When you talk about Taste with Kevin Longa, what are your first thoughts?
Food and stories unite people.
Like nothing else in the world, food and stories have the ability to bridge divisions and forge understanding. Daily we hear news stories of war and conflict between fellow human beings. I have had the fortune of swapping stories over meals only to find that people – no matter where they’re from – have more in common than they do differences.
I hope TASTE’s food stories can bind a connection and foster understanding. With TASTE, I probably won’t create total world peace. However, it’ll be a small step towards the right direction.
Is there any other documentary which inspired you to do what you are doing now?
Jiro Dreams of Sushi and Super Size Me.
How do you predict the future of Taste with Kevin Longa? What is the mission at the outset?
TASTE could be more than just an international food documentary series. Our generation – millenials – care deeply about our food and identify as world citizens. I envision TASTE as a future food media company that bridges people across the globe and beyond with (the people who make) our food. For example, I could easily see filming astronaut food in space and working with technologies like Occulus Rift, which could help viewers embark upon virtual culinary tours around the world.

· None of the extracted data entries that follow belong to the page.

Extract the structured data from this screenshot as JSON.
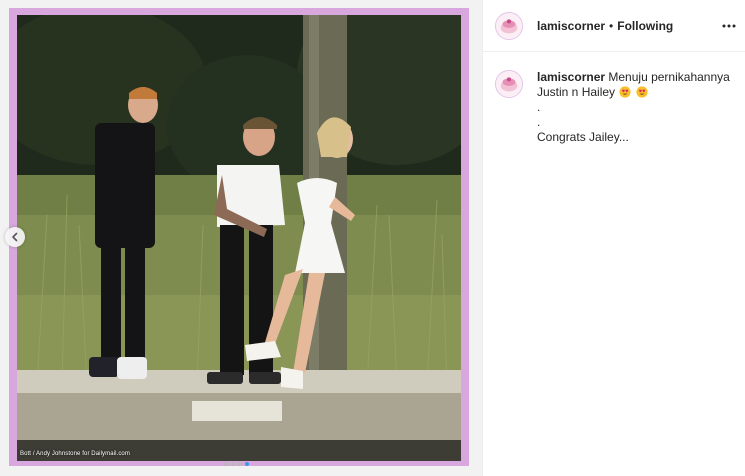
{
  "post": {
    "photo_credit": "Bott / Andy Johnstone for Dailymail.com",
    "carousel_slide_count": 4,
    "carousel_active_index": 3
  },
  "header": {
    "username": "lamiscorner",
    "separator": "•",
    "follow_status": "Following"
  },
  "caption": {
    "username": "lamiscorner",
    "line1": "Menuju pernikahannya",
    "line2": "Justin n Hailey",
    "emojis": [
      "heart-eyes-emoji",
      "heart-eyes-emoji"
    ],
    "line3": ".",
    "line4": ".",
    "line5": "Congrats Jailey..."
  },
  "icons": {
    "prev": "chevron-left-icon",
    "more": "more-options-icon"
  },
  "colors": {
    "frame": "#d7a7dd",
    "dot_active": "#3897f0",
    "dot_inactive": "#b8b8b8"
  }
}
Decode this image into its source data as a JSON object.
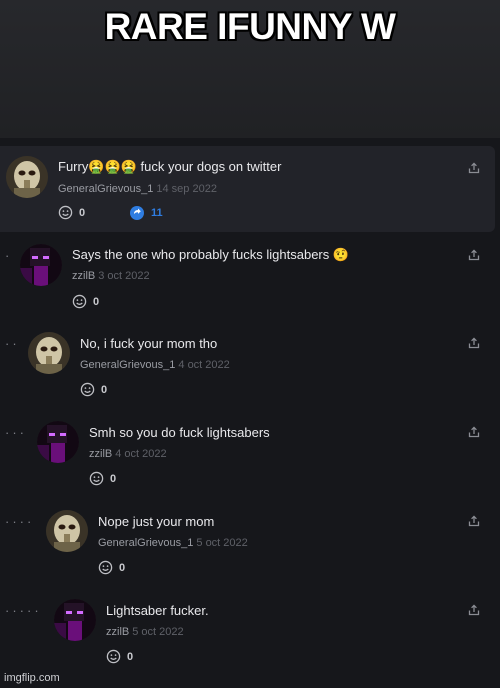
{
  "caption": "RARE IFUNNY W",
  "watermark": "imgflip.com",
  "colors": {
    "background": "#16171b",
    "highlight": "#222329",
    "reply_accent": "#2f7de1",
    "text": "#e9e9ec",
    "username": "#9a9ca3",
    "date": "#5f6168"
  },
  "comments": [
    {
      "depth": 0,
      "avatar": "general-grievous-avatar",
      "text_before": "Furry",
      "emoji": "🤮🤮🤮",
      "text_after": " fuck your dogs on twitter",
      "username": "GeneralGrievous_1",
      "date": "14 sep 2022",
      "smiles": "0",
      "replies": "11"
    },
    {
      "depth": 1,
      "avatar": "enderman-avatar",
      "text_before": "Says the one who probably fucks lightsabers ",
      "emoji": "🤨",
      "text_after": "",
      "username": "zzilB",
      "date": "3 oct 2022",
      "smiles": "0"
    },
    {
      "depth": 2,
      "avatar": "general-grievous-avatar",
      "text_before": "No, i fuck your mom tho",
      "emoji": "",
      "text_after": "",
      "username": "GeneralGrievous_1",
      "date": "4 oct 2022",
      "smiles": "0"
    },
    {
      "depth": 3,
      "avatar": "enderman-avatar",
      "text_before": "Smh so you do fuck lightsabers",
      "emoji": "",
      "text_after": "",
      "username": "zzilB",
      "date": "4 oct 2022",
      "smiles": "0"
    },
    {
      "depth": 4,
      "avatar": "general-grievous-avatar",
      "text_before": "Nope just your mom",
      "emoji": "",
      "text_after": "",
      "username": "GeneralGrievous_1",
      "date": "5 oct 2022",
      "smiles": "0"
    },
    {
      "depth": 5,
      "avatar": "enderman-avatar",
      "text_before": "Lightsaber fucker.",
      "emoji": "",
      "text_after": "",
      "username": "zzilB",
      "date": "5 oct 2022",
      "smiles": "0"
    }
  ],
  "icons": {
    "share": "share-icon",
    "smile": "smile-icon",
    "replies": "reply-bubble-icon"
  }
}
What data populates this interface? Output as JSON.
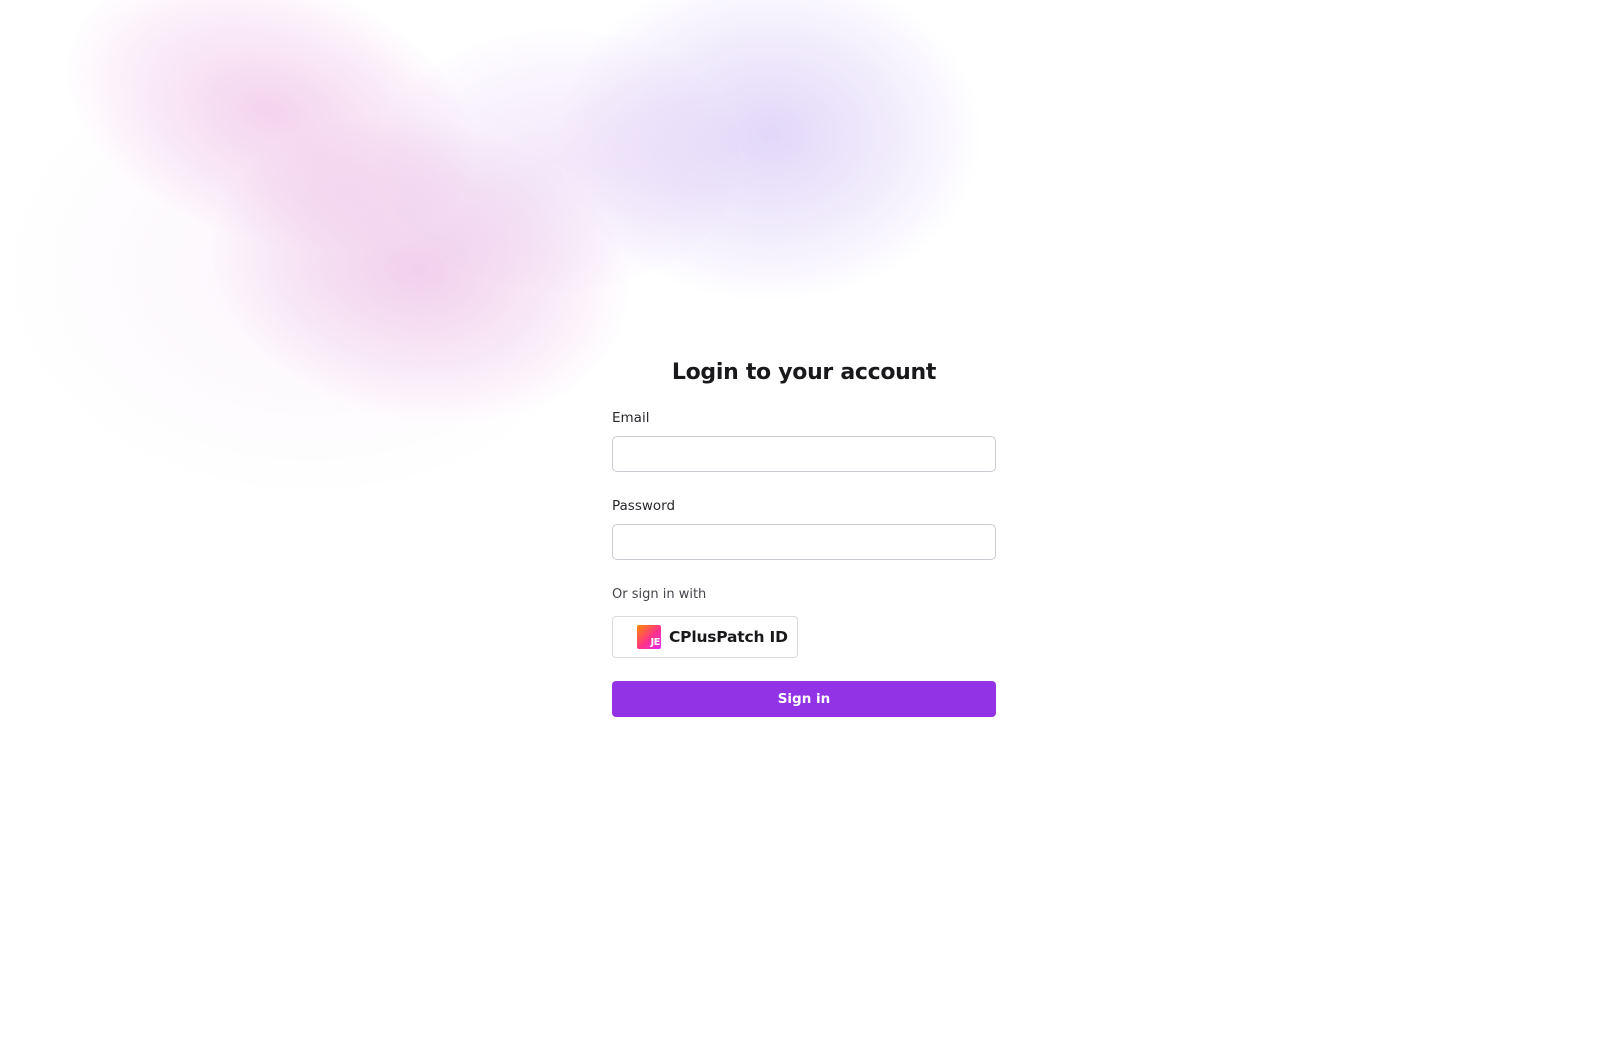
{
  "login": {
    "title": "Login to your account",
    "email": {
      "label": "Email",
      "value": "",
      "placeholder": ""
    },
    "password": {
      "label": "Password",
      "value": "",
      "placeholder": ""
    },
    "alternative": {
      "label": "Or sign in with",
      "provider_label": "CPlusPatch ID",
      "provider_logo_text": "JE",
      "provider_icon": "cpluspatch-logo-icon"
    },
    "submit_label": "Sign in"
  },
  "colors": {
    "primary": "#9233e6",
    "background": "#ffffff",
    "text": "#19191c",
    "input_border": "#c9c9cf",
    "glow_pink": "#e496d7",
    "glow_violet": "#baa0f0"
  }
}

With TASTE, I want to reveal the stories behind our food. That mission started TASTE, and it will always be core to TASTE.

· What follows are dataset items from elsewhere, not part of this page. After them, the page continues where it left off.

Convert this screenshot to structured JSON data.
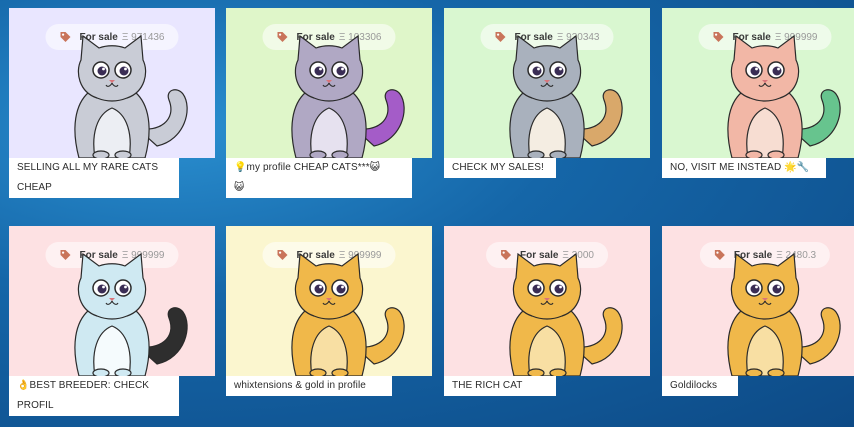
{
  "listings": [
    {
      "status": "For sale",
      "price": "Ξ 971436",
      "caption_lines": [
        "SELLING ALL MY RARE CATS",
        "CHEAP"
      ],
      "bg": "#e9e6ff",
      "body": "#c9ccd6",
      "belly": "#eceef3",
      "accent": "#c9ccd6"
    },
    {
      "status": "For sale",
      "price": "Ξ 103306",
      "caption_lines": [
        "💡my profile CHEAP CATS***😺",
        "😺"
      ],
      "bg": "#dff6c9",
      "body": "#b0a8c4",
      "belly": "#e6e1ef",
      "accent": "#a45cc8"
    },
    {
      "status": "For sale",
      "price": "Ξ 930343",
      "caption_lines": [
        "CHECK MY SALES!"
      ],
      "bg": "#d9f7d0",
      "body": "#a9b1bd",
      "belly": "#f4ede2",
      "accent": "#d9a86a"
    },
    {
      "status": "For sale",
      "price": "Ξ 999999",
      "caption_lines": [
        "NO, VISIT ME INSTEAD 🌟🔧"
      ],
      "bg": "#d9f7d0",
      "body": "#f2b7a6",
      "belly": "#f7ddd2",
      "accent": "#67c48e"
    },
    {
      "status": "For sale",
      "price": "Ξ 999999",
      "caption_lines": [
        "👌BEST BREEDER: CHECK",
        "PROFIL"
      ],
      "bg": "#fde1e3",
      "body": "#cfe9f2",
      "belly": "#f5fbfd",
      "accent": "#2e2e2e"
    },
    {
      "status": "For sale",
      "price": "Ξ 999999",
      "caption_lines": [
        "whixtensions & gold in profile"
      ],
      "bg": "#fbf6cf",
      "body": "#f0b84a",
      "belly": "#f8dfa3",
      "accent": "#f0b84a"
    },
    {
      "status": "For sale",
      "price": "Ξ 3000",
      "caption_lines": [
        "THE RICH CAT"
      ],
      "bg": "#fde1e3",
      "body": "#f0b84a",
      "belly": "#f8dfa3",
      "accent": "#f0b84a"
    },
    {
      "status": "For sale",
      "price": "Ξ 2480.3",
      "caption_lines": [
        "Goldilocks"
      ],
      "bg": "#fde1e3",
      "body": "#f0b84a",
      "belly": "#f8dfa3",
      "accent": "#f0b84a"
    }
  ],
  "icons": {
    "sale_tag": "price-tag-icon"
  }
}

Is the food industry changing fast around ourselves? Is there any such change which you have experienced in person?
With new technologies like social media, I think the food industry is definitely becoming more entrepreneurial. With a small amount of startup capital, an aspirational food entrepreneur can make a pop-up restaurant or rent a food truck and tweet/post about their food event to thousands of people.
Food entrepreneurship is the future.
What were the calculated risks you took for this venture?
I dug into the bottom of my life savings and risked any chance of starting my post-grad life with a ‘safe’ job. This ‘risk’ has been exceedingly worth it.
While making such documentaries what are the essentials you like to bring out through your documentaries? How would you advice people wanting to document stories of people?
A lot of food documentary films often push a certain political message or attract an audience that already knows and cares about food. With TASTE’s stories, I don’t advocate for a certain way of eating nor advertise a certain approach to food production. Instead, I want these stories to connect with viewers on a more human level. With the inspirational stories of TASTE’s food entrepreneurs, I hope audiences leave an episode feeling entertained. I want people to feel the heartbreak Chef Jacob feels when he finally sees his kids after weeks of endless catering work. I want the viewer to feel the joy when cake designer Rachel Raj adds a final flourish to her marzipan cakes. And if through that entertainment audiences begin to think about the people who make our food, then I have done my job.
I would advise aspiring documentarians to focus their energies and concentration on the characters and stories in their documentaries. You don’t need fancy cameras, etc. to make great films. You just need to tell simple stories with complex characters.
Words of wisdom for fellow entrepreneurs.
Take the unconventional route. It’s faster and more fun.